In the sunni arab middle-east, Saddam was the symbol Sunni tyrant of all tyrants. Like Milosevic he cultivated aura of always being able to outsmart the superpowers, even the dreaded US, and get their backing no less. But once Saddam met his ignominious end, dragged out of a rat hole, put on trial by a democratically elected Iraqi govt then executed, buried and the world didn't end -then all things might be possible.

How can the effect be calculated of the images of Gadaffhi being dragged out of his rathole - so similar to those images of Saddam -on the morale, determination, solidarity of the Syrian revolutionaries bent on overthrowing the Alawi regime?

And speaking of Libya - US, Brit and France combine to put in place a typically spurious UN resolution as cover to bomb the shit out of that country for 5 consecutive months,insert special forces and ensure regime change. Sound familiar? All this from the successors of Bush, Blair and even Chirac only 8 years after the successful Iraq invasion.

And right now, the conditions are being set for similar western action in Syria.

Can you imagine the Arab League being in the forefront of these actions if Saddam/Baath or another tyrant regime was still in power in Iraq?

Joel Wing said...

"Can you imagine the Arab League being in the forefront of these actions if Saddam/Baath or another tyrant regime was still in power in Iraq?"

Yes.
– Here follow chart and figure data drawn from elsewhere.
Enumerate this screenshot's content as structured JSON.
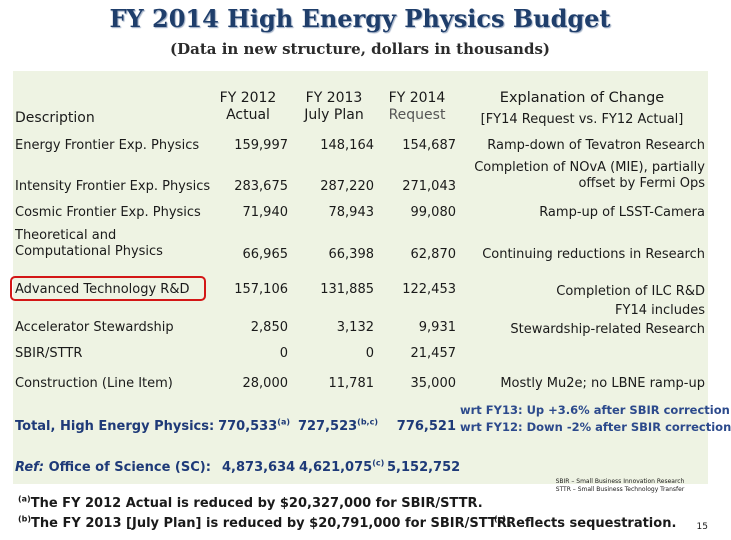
{
  "title": "FY 2014 High Energy Physics Budget",
  "subtitle": "(Data in new structure, dollars in thousands)",
  "headers": {
    "description": "Description",
    "fy2012_line1": "FY 2012",
    "fy2012_line2": "Actual",
    "fy2013_line1": "FY 2013",
    "fy2013_line2": "July Plan",
    "fy2014_line1": "FY 2014",
    "fy2014_line2": "Request",
    "explanation_line1": "Explanation of Change",
    "explanation_line2": "[FY14 Request vs. FY12 Actual]"
  },
  "rows": [
    {
      "label": "Energy Frontier Exp. Physics",
      "fy12": "159,997",
      "fy13": "148,164",
      "fy14": "154,687",
      "explanation": [
        "Ramp-down of Tevatron Research"
      ]
    },
    {
      "label": "Intensity Frontier Exp. Physics",
      "fy12": "283,675",
      "fy13": "287,220",
      "fy14": "271,043",
      "explanation": [
        "Completion of NOvA (MIE), partially",
        "offset by Fermi Ops"
      ]
    },
    {
      "label": "Cosmic Frontier Exp. Physics",
      "fy12": "71,940",
      "fy13": "78,943",
      "fy14": "99,080",
      "explanation": [
        "Ramp-up of LSST-Camera"
      ]
    },
    {
      "label_lines": [
        "Theoretical and",
        "Computational Physics"
      ],
      "fy12": "66,965",
      "fy13": "66,398",
      "fy14": "62,870",
      "explanation": [
        "Continuing reductions in Research"
      ]
    },
    {
      "label": "Advanced Technology R&D",
      "fy12": "157,106",
      "fy13": "131,885",
      "fy14": "122,453",
      "explanation": [
        "Completion of ILC R&D",
        "FY14 includes",
        "Stewardship-related Research"
      ]
    },
    {
      "label": "Accelerator Stewardship",
      "fy12": "2,850",
      "fy13": "3,132",
      "fy14": "9,931"
    },
    {
      "label": "SBIR/STTR",
      "fy12": "0",
      "fy13": "0",
      "fy14": "21,457"
    },
    {
      "label": "Construction (Line Item)",
      "fy12": "28,000",
      "fy13": "11,781",
      "fy14": "35,000",
      "explanation": [
        "Mostly Mu2e;  no LBNE ramp-up"
      ]
    }
  ],
  "total": {
    "label": "Total, High Energy Physics:",
    "fy12": "770,533",
    "fy12_note": "(a)",
    "fy13": "727,523",
    "fy13_note": "(b,c)",
    "fy14": "776,521",
    "explanation": [
      "wrt FY13:  Up +3.6% after SBIR correction",
      "wrt FY12: Down -2% after SBIR correction"
    ]
  },
  "office": {
    "label_italic": "Ref:",
    "label_rest": " Office of Science (SC):",
    "fy12": "4,873,634",
    "fy13": "4,621,075",
    "fy13_note": "(c)",
    "fy14": "5,152,752"
  },
  "footnotes": {
    "a_mark": "(a)",
    "a_text": "The FY 2012 Actual is reduced by $20,327,000 for SBIR/STTR.",
    "b_mark": "(b)",
    "b_text": "The FY 2013 [July Plan] is reduced by $20,791,000 for SBIR/STTR.",
    "c_mark": "(c)",
    "c_text": "Reflects sequestration.",
    "sbir_line1": "SBIR – Small Business Innovation Research",
    "sbir_line2": "STTR – Small Business Technology Transfer"
  },
  "page_number": "15",
  "colors": {
    "title": "#1f3e6b",
    "table_bg": "#eef3e3",
    "highlight": "#d31616",
    "total_text": "#1e3a78"
  }
}
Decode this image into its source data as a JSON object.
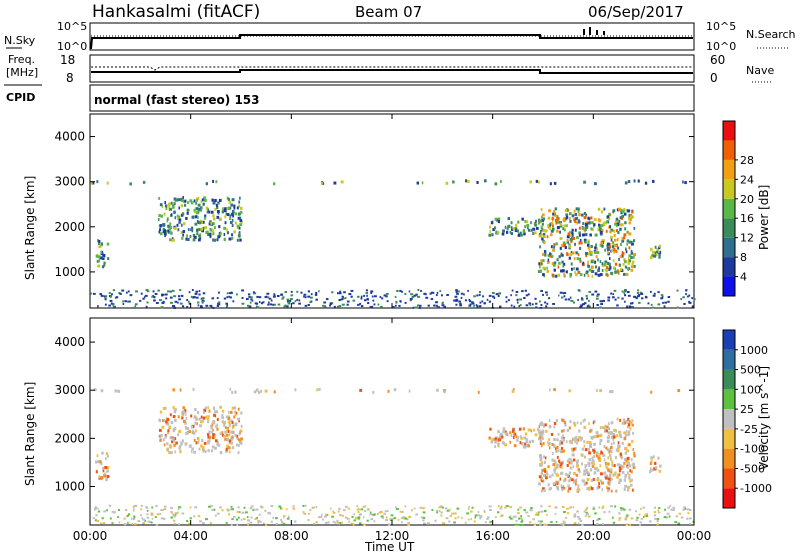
{
  "header": {
    "station": "Hankasalmi (fitACF)",
    "beam": "Beam 07",
    "date": "06/Sep/2017"
  },
  "status_panels": {
    "nsky_label": "N.Sky",
    "nsearch_label": "N.Search",
    "noise_tick_top": "10^5",
    "noise_tick_bottom": "10^0",
    "freq_label_1": "Freq.",
    "freq_label_2": "[MHz]",
    "freq_ticks": [
      "18",
      "8"
    ],
    "nave_label": "Nave",
    "nave_ticks": [
      "60",
      "0"
    ],
    "cpid_label": "CPID",
    "cpid_value": "normal (fast stereo) 153"
  },
  "chart_data": [
    {
      "type": "heatmap",
      "name": "power",
      "ylabel": "Slant Range [km]",
      "xlabel": "",
      "ylim": [
        200,
        4500
      ],
      "xlim": [
        0,
        24
      ],
      "yticks": [
        "1000",
        "2000",
        "3000",
        "4000"
      ],
      "colorbar": {
        "label": "Power [dB]",
        "ticks": [
          "4",
          "8",
          "12",
          "16",
          "20",
          "24",
          "28"
        ],
        "colors": [
          "#1010e8",
          "#1f3a9e",
          "#2f6e8c",
          "#3c8c5a",
          "#5ab848",
          "#c8c820",
          "#f0a010",
          "#f06000",
          "#e81010"
        ]
      },
      "features": [
        {
          "t": [
            0.2,
            0.7
          ],
          "r": [
            1100,
            1700
          ]
        },
        {
          "t": [
            2.7,
            6.0
          ],
          "r": [
            1700,
            2650
          ]
        },
        {
          "t": [
            15.8,
            18.0
          ],
          "r": [
            1800,
            2200
          ]
        },
        {
          "t": [
            17.8,
            21.6
          ],
          "r": [
            900,
            2400
          ]
        },
        {
          "t": [
            22.2,
            22.7
          ],
          "r": [
            1300,
            1650
          ]
        },
        {
          "t": [
            0,
            24
          ],
          "r": [
            200,
            600
          ]
        },
        {
          "t": [
            0,
            24
          ],
          "r": [
            2950,
            3020
          ]
        }
      ]
    },
    {
      "type": "heatmap",
      "name": "velocity",
      "ylabel": "Slant Range [km]",
      "xlabel": "Time UT",
      "ylim": [
        200,
        4500
      ],
      "xlim": [
        0,
        24
      ],
      "xticks": [
        "00:00",
        "04:00",
        "08:00",
        "12:00",
        "16:00",
        "20:00",
        "00:00"
      ],
      "yticks": [
        "1000",
        "2000",
        "3000",
        "4000"
      ],
      "colorbar": {
        "label": "Velocity [m s^-1]",
        "ticks": [
          "1000",
          "500",
          "100",
          "25",
          "-25",
          "-100",
          "-500",
          "-1000"
        ],
        "colors": [
          "#1a3fb4",
          "#2f6ea0",
          "#3c8c5a",
          "#5cc040",
          "#c0c0c0",
          "#f0c040",
          "#f09020",
          "#f05010",
          "#e81010"
        ]
      },
      "features": [
        {
          "t": [
            0.2,
            0.7
          ],
          "r": [
            1100,
            1700
          ]
        },
        {
          "t": [
            2.7,
            6.0
          ],
          "r": [
            1700,
            2650
          ]
        },
        {
          "t": [
            15.8,
            18.0
          ],
          "r": [
            1800,
            2200
          ]
        },
        {
          "t": [
            17.8,
            21.6
          ],
          "r": [
            900,
            2400
          ]
        },
        {
          "t": [
            22.2,
            22.7
          ],
          "r": [
            1300,
            1650
          ]
        },
        {
          "t": [
            0,
            24
          ],
          "r": [
            200,
            600
          ]
        },
        {
          "t": [
            0,
            24
          ],
          "r": [
            2950,
            3020
          ]
        }
      ]
    }
  ]
}
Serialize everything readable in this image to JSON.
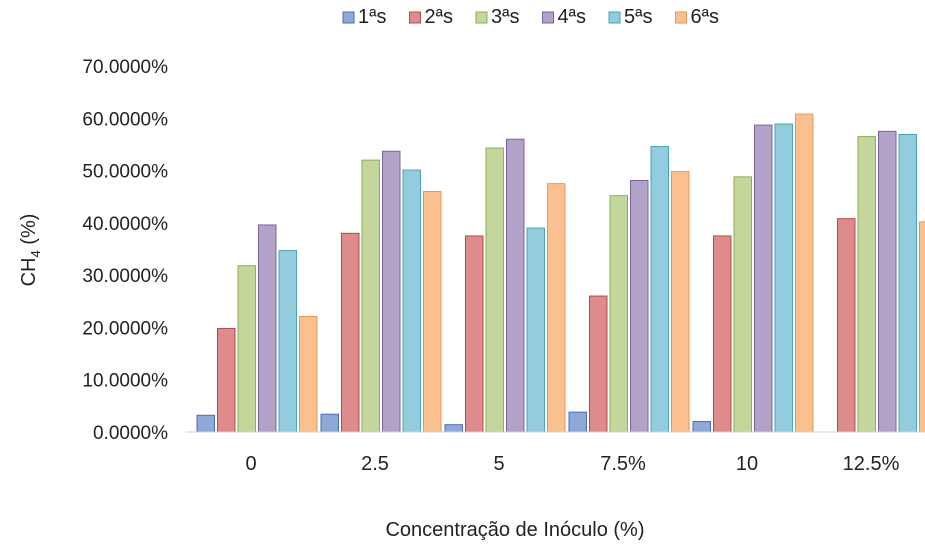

By the end of the Saddam regime, Iraq was not playing a large role in the Arab League, so even if he was still in power, he would not really have any allies in trying to stop this, and he might even support the Arab League going into Syria because the Assads were a rival of his.

"then all things might be possible."

All the negative things released with the fall of Saddam might be possible as well.

We've had this discussion before in other forums. You acknowledge all the bad that happened in Iraq post-2003, but still seem to think that the idea of democracy that was planted in Iraq was more important than any of that. You know 66% of Iraqis in this same survey said that democracy would either fail or didn't believe in it to begin with.